Adding a node-scope `struct dev_pagemap` produces some interesting
(arguably useful / valuable) effects.

The invariant would be clamping the entire node to ZONE_DEVICE
(more on this below).

So if we think about it this way - we could just view this whole thing
as another variant of ZONE_DEVICE - but without needing the memremap
infrastructure (you can use normal hotplug to achieve it).



0. pgdat->private becomes pgdat->dev_pagemap
   N_MEMORY_PRIVATE -> N_MEMORY_DEVICE ?

   As a start, do a direct conversion, and use the existing
   infrastructure.   then expand hooks as needed (and as-is reasonable)

   Some of the `struct dev_pagemap {}` fields become dead at the node
   scope, but this is a plumbing issue.

   There's already an similar split between the dev_pagemap and the ops
   structure, so it might map very cleanly.


1. "Clamping the entire node to ZONE_DEVICE"

   When we do this, the *actual* ZONE becomes completely irrelevant.
   The allocation path is entirely controlled, so you might actually end
   up freeing up the folio flags that track the zone:

   static inline enum zone_type memdesc_zonenum(memdesc_flags_t flags)
   {
        ASSERT_EXCLUSIVE_BITS(flags.f, ZONES_MASK << ZONES_PGSHIFT);
        return (flags.f >> ZONES_PGSHIFT) & ZONES_MASK;
   }

   becomes:

   folio_is_zone_device(folio) {
       return node_is_device_node(folio_nid(folio)) || 
              memdesc_is_zone_device(folio->flags);
   }

   Kind of an interesting.  You still need these flags for traditional
   ZONE_DEVICE, so you can't evict it completely, but you can start to
   see a path here.


2. One dev_pagemap per node or multiple w/ pagemap range searching

   Checking membership is always cheap: 

        node_is_device_node()

   Getting ops can be cheap if 1:1 mappings exists:

       pgdat->device_ops->callback()

   Or may be expensive if range-based matching is required:

      node_device_op(folio, ...) {
         ops = node_ops_lookup(folio); /* pfn-range binary search */
         ops->callback(folio, ...)
      }

      pgmap already has an embedded range:

      struct dev_pagemap {
        ...
        int nr_range;
        union {
            struct range range;
            DECLARE_FLEX_ARRAY(struct range, ranges);
        };
      };

   Example: Nouveau, registers hundreds of pgmap instances that it
            uses to recover driver contexts for that specific folio.
            
            This would not scale well.

            But most other drivers register between 1-8.  That might.

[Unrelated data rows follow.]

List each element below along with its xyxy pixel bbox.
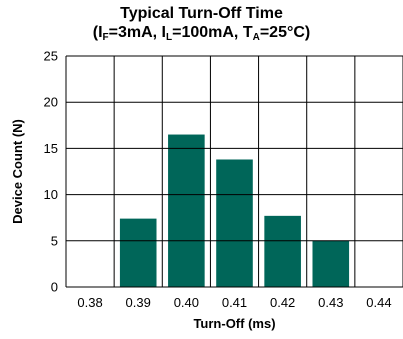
x-tick-label: 0.43	[318, 295, 343, 310]
y-axis-label: Device Count (N)	[10, 119, 25, 224]
y-tick-label: 20	[44, 95, 58, 110]
bar-0.43	[312, 240, 350, 287]
y-tick-label: 10	[44, 187, 58, 202]
bar-0.39	[119, 218, 157, 287]
chart-subtitle: (IF=3mA, IL=100mA, TA=25°C)	[92, 24, 311, 43]
y-tick-label: 25	[44, 49, 58, 64]
bar-0.42	[264, 215, 301, 287]
y-tick-label: 15	[44, 141, 58, 156]
y-tick-label: 0	[51, 280, 58, 295]
x-axis-label: Turn-Off (ms)	[193, 316, 275, 331]
x-tick-label: 0.38	[77, 295, 102, 310]
y-tick-label: 5	[51, 233, 58, 248]
x-tick-label: 0.41	[222, 295, 247, 310]
x-tick-label: 0.40	[174, 295, 199, 310]
x-tick-label: 0.42	[270, 295, 295, 310]
bar-0.41	[216, 159, 253, 287]
chart-title: Typical Turn-Off Time	[120, 5, 283, 22]
bar-0.40	[168, 134, 205, 287]
x-tick-label: 0.39	[126, 295, 151, 310]
x-tick-label: 0.44	[366, 295, 391, 310]
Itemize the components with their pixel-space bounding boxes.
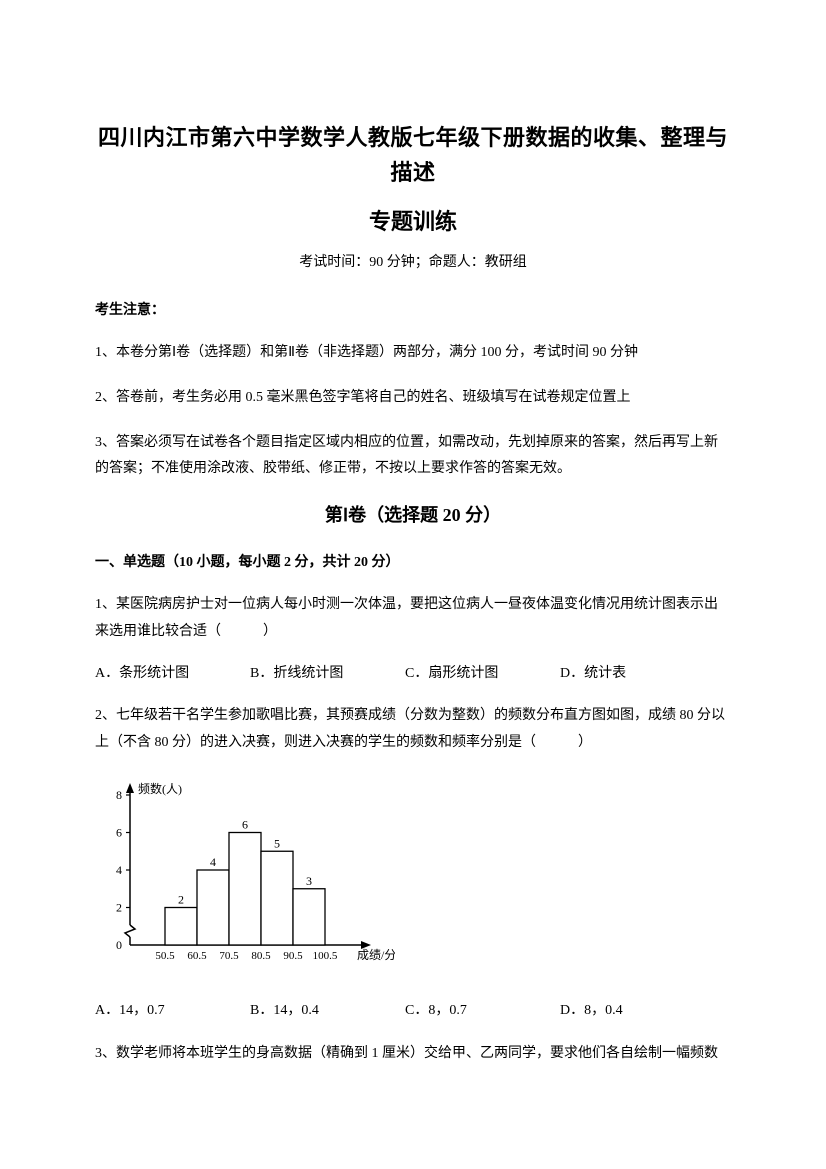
svg-text:频数(人): 频数(人): [138, 781, 182, 796]
histogram-chart: 0 2 4 6 8 频数(人) 2 4 6 5 3 50.5 60.5 70.5 80.5 90.5 100.5…: [95, 775, 731, 979]
svg-text:4: 4: [116, 863, 122, 877]
q1-option-d: D．统计表: [560, 663, 715, 685]
svg-text:2: 2: [116, 900, 122, 914]
document-title-line1: 四川内江市第六中学数学人教版七年级下册数据的收集、整理与描述: [95, 120, 731, 190]
q2-option-b: B．14，0.4: [250, 1000, 405, 1022]
svg-text:5: 5: [274, 836, 280, 850]
svg-text:80.5: 80.5: [251, 950, 271, 962]
svg-text:100.5: 100.5: [313, 950, 338, 962]
histogram-svg: 0 2 4 6 8 频数(人) 2 4 6 5 3 50.5 60.5 70.5 80.5 90.5 100.5…: [95, 775, 395, 970]
notice-item-2: 2、答卷前，考生务必用 0.5 毫米黑色签字笔将自己的姓名、班级填写在试卷规定位…: [95, 385, 731, 412]
q1-option-c: C．扇形统计图: [405, 663, 560, 685]
document-title-line2: 专题训练: [95, 204, 731, 239]
notice-item-3: 3、答案必须写在试卷各个题目指定区域内相应的位置，如需改动，先划掉原来的答案，然…: [95, 430, 731, 483]
svg-text:8: 8: [116, 788, 122, 802]
svg-text:90.5: 90.5: [283, 950, 303, 962]
svg-text:2: 2: [178, 892, 184, 906]
svg-text:6: 6: [242, 817, 248, 831]
part-1-heading: 一、单选题（10 小题，每小题 2 分，共计 20 分）: [95, 552, 731, 574]
svg-text:3: 3: [306, 873, 312, 887]
svg-text:0: 0: [116, 938, 122, 952]
svg-text:成绩/分: 成绩/分: [357, 948, 395, 962]
question-1-options: A．条形统计图 B．折线统计图 C．扇形统计图 D．统计表: [95, 663, 731, 685]
svg-text:4: 4: [210, 855, 216, 869]
svg-text:60.5: 60.5: [187, 950, 207, 962]
q1-option-b: B．折线统计图: [250, 663, 405, 685]
q2-option-c: C．8，0.7: [405, 1000, 560, 1022]
svg-text:6: 6: [116, 825, 122, 839]
q2-option-d: D．8，0.4: [560, 1000, 715, 1022]
q1-option-a: A．条形统计图: [95, 663, 250, 685]
section-1-title: 第Ⅰ卷（选择题 20 分）: [95, 501, 731, 530]
q2-option-a: A．14，0.7: [95, 1000, 250, 1022]
question-2-options: A．14，0.7 B．14，0.4 C．8，0.7 D．8，0.4: [95, 1000, 731, 1022]
notice-item-1: 1、本卷分第Ⅰ卷（选择题）和第Ⅱ卷（非选择题）两部分，满分 100 分，考试时间…: [95, 340, 731, 367]
exam-info: 考试时间：90 分钟；命题人：教研组: [95, 252, 731, 274]
question-3-text: 3、数学老师将本班学生的身高数据（精确到 1 厘米）交给甲、乙两同学，要求他们各…: [95, 1041, 731, 1068]
question-2-text: 2、七年级若干名学生参加歌唱比赛，其预赛成绩（分数为整数）的频数分布直方图如图，…: [95, 703, 731, 756]
notice-heading: 考生注意：: [95, 300, 731, 322]
question-1-text: 1、某医院病房护士对一位病人每小时测一次体温，要把这位病人一昼夜体温变化情况用统…: [95, 592, 731, 645]
svg-text:70.5: 70.5: [219, 950, 239, 962]
svg-text:50.5: 50.5: [155, 950, 175, 962]
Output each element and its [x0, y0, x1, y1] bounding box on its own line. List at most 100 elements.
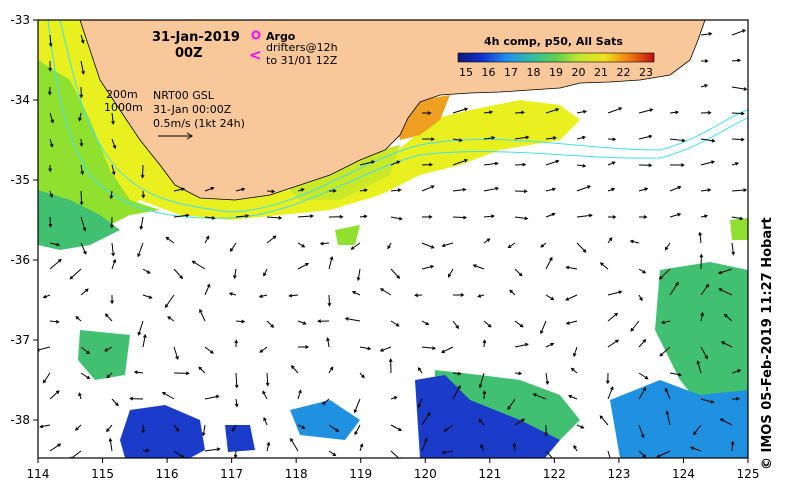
current-arrow-icon: [576, 135, 586, 140]
current-arrow-icon: [417, 367, 423, 374]
current-arrow-icon: [638, 294, 643, 302]
australia-land: [38, 20, 706, 201]
current-arrow-icon: [576, 424, 585, 429]
current-arrow-icon: [421, 320, 430, 326]
current-arrow-icon: [290, 437, 299, 452]
current-arrow-icon: [576, 163, 587, 168]
current-arrow-icon: [638, 108, 654, 114]
current-arrow-icon: [572, 346, 578, 357]
current-arrow-icon: [507, 398, 516, 411]
current-arrow-icon: [477, 294, 485, 298]
current-arrow-icon: [669, 138, 686, 143]
current-arrow-icon: [321, 398, 330, 406]
current-arrow-icon: [326, 337, 330, 348]
current-arrow-icon: [390, 188, 402, 193]
current-arrow-icon: [266, 320, 275, 328]
current-arrow-icon: [108, 437, 113, 452]
current-arrow-icon: [201, 424, 206, 437]
current-arrow-icon: [319, 241, 330, 246]
plot-frame: [37, 19, 749, 459]
drifter-marker-icon: <: [249, 46, 262, 64]
current-arrow-icon: [421, 215, 433, 219]
current-arrow-icon: [440, 346, 454, 353]
current-arrow-icon: [514, 216, 529, 221]
current-arrow-icon: [297, 424, 306, 429]
current-arrow-icon: [452, 293, 465, 297]
current-arrow-icon: [109, 216, 114, 229]
current-arrow-icon: [173, 424, 180, 432]
current-arrow-icon: [452, 215, 468, 220]
current-arrow-icon: [731, 58, 742, 63]
current-arrow-icon: [638, 215, 648, 219]
current-arrow-icon: [387, 242, 392, 250]
current-arrow-icon: [731, 188, 748, 192]
argo-marker-icon: [251, 30, 261, 40]
current-arrow-icon: [509, 289, 516, 296]
lon-tick-label: 117: [220, 467, 243, 481]
current-arrow-icon: [540, 320, 547, 335]
current-arrow-icon: [328, 214, 344, 219]
current-arrow-icon: [229, 242, 237, 252]
current-arrow-icon: [388, 358, 393, 374]
lat-tick-label: -33: [10, 13, 30, 27]
current-arrow-icon: [142, 294, 153, 299]
current-arrow-icon: [630, 320, 640, 332]
current-arrow-icon: [328, 366, 334, 374]
current-arrow-icon: [478, 418, 485, 426]
current-arrow-icon: [700, 311, 704, 322]
current-arrow-icon: [545, 372, 550, 386]
scale-arrow-icon: [158, 132, 193, 140]
lat-tick-label: -38: [10, 413, 30, 427]
current-arrow-icon: [514, 110, 525, 115]
current-arrow-icon: [717, 268, 733, 275]
current-arrow-icon: [482, 339, 487, 348]
lon-axis: 114 115 116 117 118 119 120 121 122 123 124 125: [27, 458, 759, 481]
lat-tick-label: -36: [10, 253, 30, 267]
lon-tick-label: 114: [27, 467, 50, 481]
current-arrow-icon: [390, 450, 401, 458]
current-arrow-icon: [235, 319, 246, 324]
current-arrow-icon: [483, 136, 496, 140]
current-arrow-icon: [414, 293, 423, 298]
colorbar-ticks: 15 16 17 18 19 20 21 22 23: [459, 66, 653, 79]
current-arrow-icon: [607, 187, 616, 192]
current-arrow-icon: [447, 268, 454, 278]
current-arrow-icon: [80, 346, 91, 355]
current-arrow-icon: [472, 264, 485, 270]
isobath-contours: [47, 20, 748, 219]
contour-1000-label: 1000m: [104, 101, 143, 114]
current-arrow-icon: [359, 188, 368, 193]
current-arrow-icon: [638, 372, 649, 380]
current-arrow-icon: [545, 108, 560, 114]
lon-tick-label: 124: [672, 467, 695, 481]
current-arrow-icon: [265, 372, 270, 387]
lon-tick-label: 115: [91, 467, 114, 481]
current-arrow-icon: [80, 60, 85, 75]
current-arrow-icon: [669, 212, 682, 218]
current-arrow-icon: [599, 415, 609, 426]
current-arrow-icon: [421, 137, 435, 141]
current-arrow-icon: [700, 160, 716, 166]
current-arrow-icon: [507, 242, 516, 249]
current-arrow-icon: [696, 360, 702, 374]
current-arrow-icon: [75, 315, 82, 322]
current-arrow-icon: [570, 367, 578, 374]
current-arrow-icon: [421, 242, 435, 249]
current-arrow-icon: [327, 294, 332, 307]
current-arrow-icon: [231, 424, 237, 432]
current-arrow-icon: [80, 216, 87, 232]
current-arrow-icon: [199, 308, 206, 322]
current-arrow-icon: [141, 424, 146, 434]
current-arrow-icon: [290, 365, 299, 374]
current-arrow-icon: [607, 290, 623, 296]
current-arrow-icon: [638, 450, 647, 458]
current-arrow-icon: [111, 138, 117, 150]
colorbar-tick-label: 21: [594, 66, 608, 79]
current-arrow-icon: [514, 320, 524, 328]
current-arrow-icon: [565, 265, 578, 270]
current-arrow-icon: [700, 188, 712, 192]
current-arrow-icon: [129, 396, 144, 401]
current-arrow-icon: [514, 371, 523, 376]
drifters-label: drifters@12h: [266, 41, 338, 54]
date-title: 31-Jan-2019: [152, 30, 240, 45]
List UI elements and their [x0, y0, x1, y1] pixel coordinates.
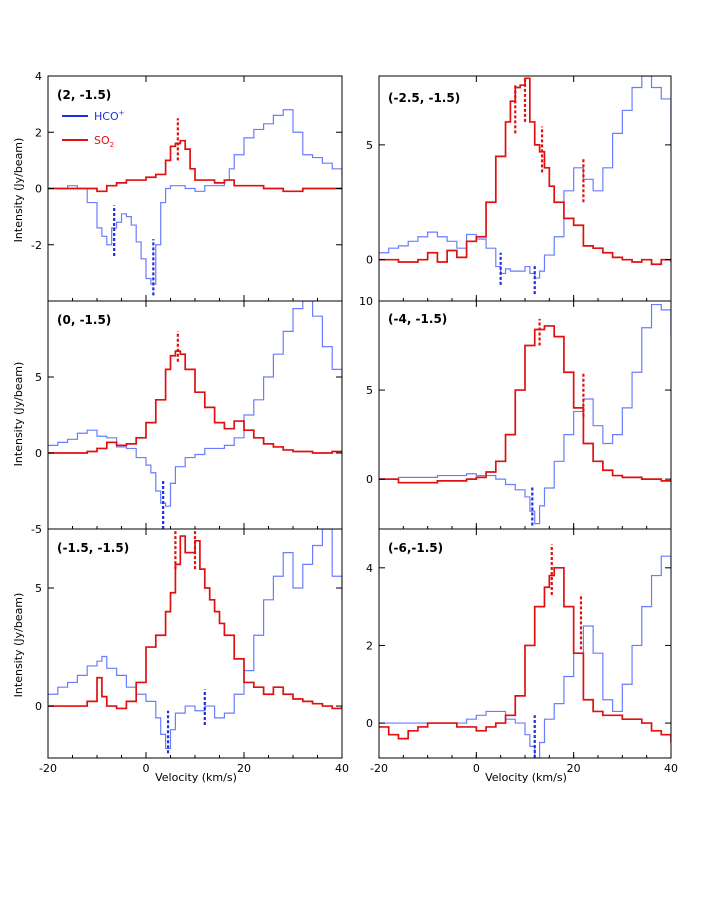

   That means this might actually be an effective way to evict pgmap
   from struct folio / struct page.  (Not making this a requirement or
   saying it's reasonable, just an interesting observation).


3. Some existing drivers with 1 pgmap per driver instance instantly get
   the folio->lru field back - even if they continue to use ZONE_DEVICE.

   At least 3 drivers use page->zone_device_data as a page freelist
   rather than actual per-page data.  Those drivers could just start
   using folio/page->lru instead.

   Some store actual per-page zone_device_data that would prevent this,
   but from poking around it seems like it might be feasible.

   Some use the pgmap as a container_of() argument to get driver
   context, may or may not be supportable out of the box, but it seemed
   like mild refactoring might get them back the use of folio->lru.

   None of this is required, the goal is explicitly not disrupting any
   current users of ZONE_DEVICE.


Just some additional food for thought.

As-designed now, this would only apply to NUMA systems, meaning you
can't fully evict pgmap from struct page/folio --- but you could
imagine a world where in non-numa mode we even register a separate
pglist_data specifically for device memory even w/o NUMA.